Pero la lluvia de pesos que se registró en las dos primeras semanas de la cuarentena obligatoria (ante la emisión de más de $400.000 millones por parte del BCRA) fue, “sorpresivamente” reabsorbida sobre fines de la cuarta semana, más precisamente el día 17. ¿Qué pasó ese viernes (además que el dólar informal superó los $100)? El BCRA, en una movida a los ’70, obligó a los bancos a aumentar los rendimientos ofrecidos a los pequeños y medianos ahorristas de plazo fijo en pesos (hasta $1 millón) dando como mínimo el equivalente al 70% de la tasa de política monetaria, hoy en 38% anual, o sea, un 26,6%. Más allá de las discusiones sobre el impacto de la emisión monetaria lo cierto es que las idas y vueltas, las descoordinaciones y cierta ingenuidad oficial, están descalibrando las expectativas de los agentes económicos. No es momento de contar las bajas, en medio de la batalla, algún día habrá que mirar más allá, pero hoy hay que ocuparse de llegar a la otra orilla lo mejor posible y con las menores bajas.
Dicho esto, vamos a enfocarnos en lo que pasó en materia monetaria. Ya vimos como en marzo, entre la asistencia al Tesoro (Adelantos Transitorios y Transferencia de Utilidades por $205.000 millones) y el desarme de Leliq y suba de Pases (por $327.107 millones), la base monetaria se expandió $575.948 millones.
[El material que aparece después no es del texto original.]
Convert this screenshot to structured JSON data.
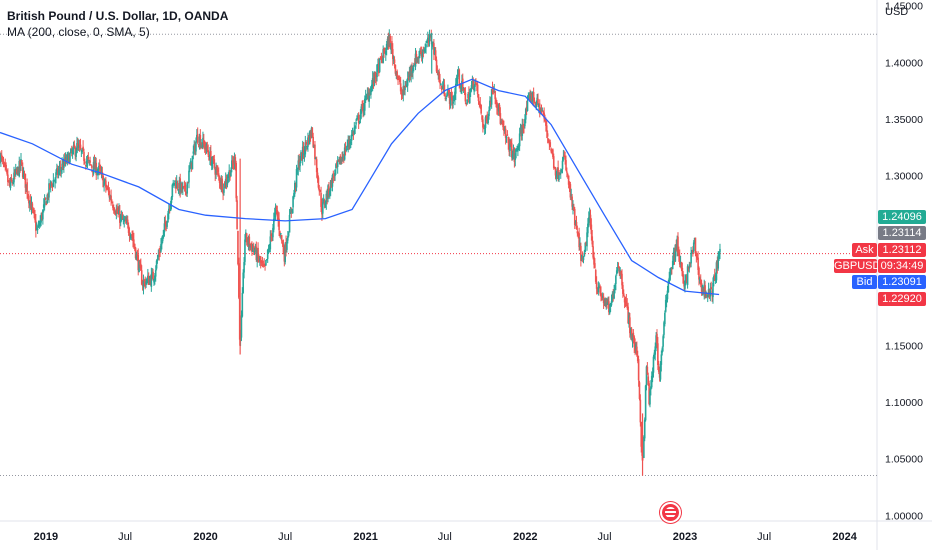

Pero la mayor parte de esa emisión quedó en el BCRA bajo la forma de encajes de los bancos. Y arrancó abril con una expansión de $150.000 millones. A esa altura, mediados de mes, la base monetaria registraba un crecimiento de casi $530.700 millones. El dato es importante para entender lo que pasó después, a partir del 17 de abril.
Ese día hubo una impresionante caída de los encajes de los bancos en el BCRA, por $493.367 millones. De esta manera la base monetaria que había llegado a $2,426 billones cayó a casi $1,932 billones. Vale recordar que el BCRA venía actuando sobre la demanda de base para encajes para reactivar el crédito. Sin embargo, tanto el circulante en poder del público como de los bancos se mantuvo sin cambios. ¿A dónde fue semejante liquidez? En realidad volvió al BCRA, pero bajo la forma de Pases Pasivos (colocaciones de los bancos en el BCRA). De esta manera la expansión de la base que se perfilaba en torno de los $134.000 millones se transformó en una contracción de $391.801 millones, con datos disponibles hasta el 21. Así el balance del año que venía dando un crecimiento de la base anual de $530.650 millones pasó a ser de solo $4.900 millones.
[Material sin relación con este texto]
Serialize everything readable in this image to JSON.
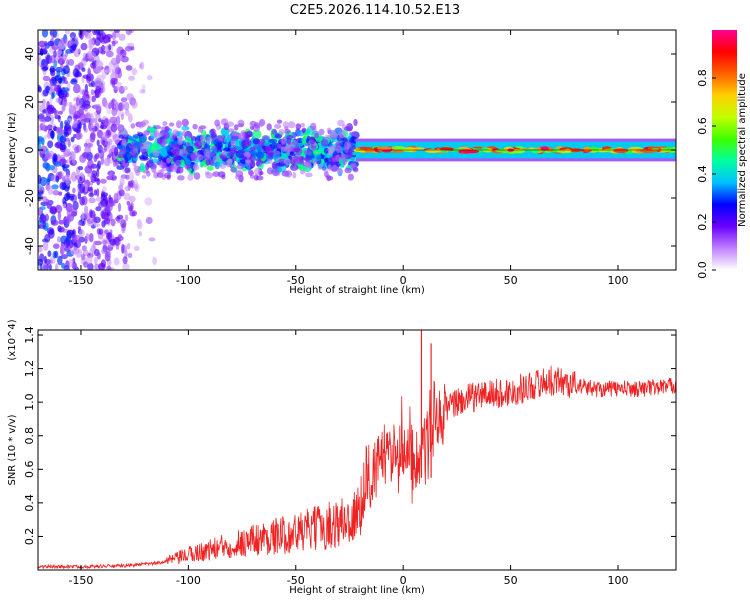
{
  "figure_title": "C2E5.2026.114.10.52.E13",
  "chart_data": [
    {
      "type": "heatmap",
      "xlabel": "Height of straight line (km)",
      "ylabel": "Frequency (Hz)",
      "xlim": [
        -170,
        127
      ],
      "ylim": [
        -50,
        50
      ],
      "xticks": [
        -150,
        -100,
        -50,
        0,
        50,
        100
      ],
      "yticks": [
        -40,
        -20,
        0,
        20,
        40
      ],
      "colorbar": {
        "label": "Normalized spectral amplitude",
        "range": [
          0,
          1
        ],
        "ticks": [
          0.0,
          0.2,
          0.4,
          0.6,
          0.8
        ],
        "colors": [
          "#ffffff",
          "#c080ff",
          "#6a00ff",
          "#0000ff",
          "#00c0ff",
          "#00ffa0",
          "#40ff00",
          "#c0ff00",
          "#ffd000",
          "#ff6000",
          "#ff0000",
          "#ff0090"
        ]
      },
      "regions": [
        {
          "name": "broadband noise",
          "x": [
            -170,
            -115
          ],
          "freq_range": [
            -50,
            50
          ],
          "amplitude": [
            0.05,
            0.3
          ]
        },
        {
          "name": "noisy band",
          "x": [
            -132,
            -22
          ],
          "freq_range": [
            -8,
            8
          ],
          "amplitude": [
            0.2,
            0.5
          ]
        },
        {
          "name": "narrow carrier",
          "x": [
            -22,
            127
          ],
          "freq_range": [
            -2,
            2
          ],
          "amplitude": [
            0.3,
            1.0
          ]
        }
      ]
    },
    {
      "type": "line",
      "xlabel": "Height of straight line (km)",
      "ylabel": "SNR (10 * v/v)",
      "y_multiplier": "(x10^4)",
      "xlim": [
        -170,
        127
      ],
      "ylim": [
        0,
        1.43
      ],
      "xticks": [
        -150,
        -100,
        -50,
        0,
        50,
        100
      ],
      "yticks": [
        0.2,
        0.4,
        0.6,
        0.8,
        1.0,
        1.2,
        1.4
      ],
      "color": "#ee2222",
      "series": [
        {
          "name": "SNR",
          "x": [
            -170,
            -150,
            -130,
            -115,
            -105,
            -100,
            -90,
            -80,
            -70,
            -60,
            -50,
            -40,
            -30,
            -25,
            -22,
            -20,
            -17,
            -15,
            -12,
            -10,
            -7,
            -5,
            -2,
            0,
            3,
            5,
            8,
            10,
            12,
            15,
            18,
            20,
            25,
            30,
            35,
            40,
            45,
            50,
            55,
            60,
            65,
            70,
            75,
            80,
            90,
            100,
            110,
            127
          ],
          "values": [
            0.02,
            0.02,
            0.025,
            0.04,
            0.07,
            0.09,
            0.12,
            0.15,
            0.18,
            0.2,
            0.22,
            0.25,
            0.28,
            0.3,
            0.32,
            0.35,
            0.6,
            0.55,
            0.62,
            0.65,
            0.68,
            0.7,
            0.72,
            0.75,
            0.7,
            0.65,
            0.7,
            0.75,
            0.8,
            0.85,
            0.9,
            0.95,
            1.0,
            1.02,
            1.04,
            1.05,
            1.05,
            1.06,
            1.08,
            1.1,
            1.12,
            1.13,
            1.12,
            1.1,
            1.08,
            1.08,
            1.08,
            1.1
          ]
        }
      ],
      "spikes": [
        {
          "x": 8.5,
          "value": 1.43
        },
        {
          "x": 13,
          "value": 1.35
        }
      ]
    }
  ]
}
Lo cierto es ahora la deuda remunerada del BCRA volvió a niveles de ¡$1,954 billones! Claro que las Leliq que llegaron a ser más de $1,7 billones a comienzos de marzo hoy son $1,317 billones (a una tasa del 38%). El resto son Pases Pasivos, $636.485 millones, que reciben una tasa del 11,40%. Hay sí un menor costo financiero para el BCRA, y por ende, menos presión para el déficit cuasifiscal. Pero al fin y al cabo hay casi $2 billones que devengan una tasa diaria. Para los bancos esta movida les permite afrontar el costo de tener que ofrecer mayores rendimientos a los ahorristas, aunque aún sigan siendo negativos en términos reales.
El objetivo del BCRA es que esa masa de liquidez excedente, que en realidad son los depósitos privados que se vinieron acumulando y que nunca fueron prestados al sector privado (la caída del crédito privado en términos reales fue muy fuerte desde mediados de 2019) vaya precisamente a satisfacer la demanda de crédito en medio de la pandemia. Pero el proceso no es tan rápido ni expeditivo. Llevará tiempo. Quizás más de lo que estima el Gobierno. Por lo pronto el BCRA deberá hacer frente a esta mayor deuda remunerada. Por lo menos, hasta que empresas y familias logren nuevo financiamiento.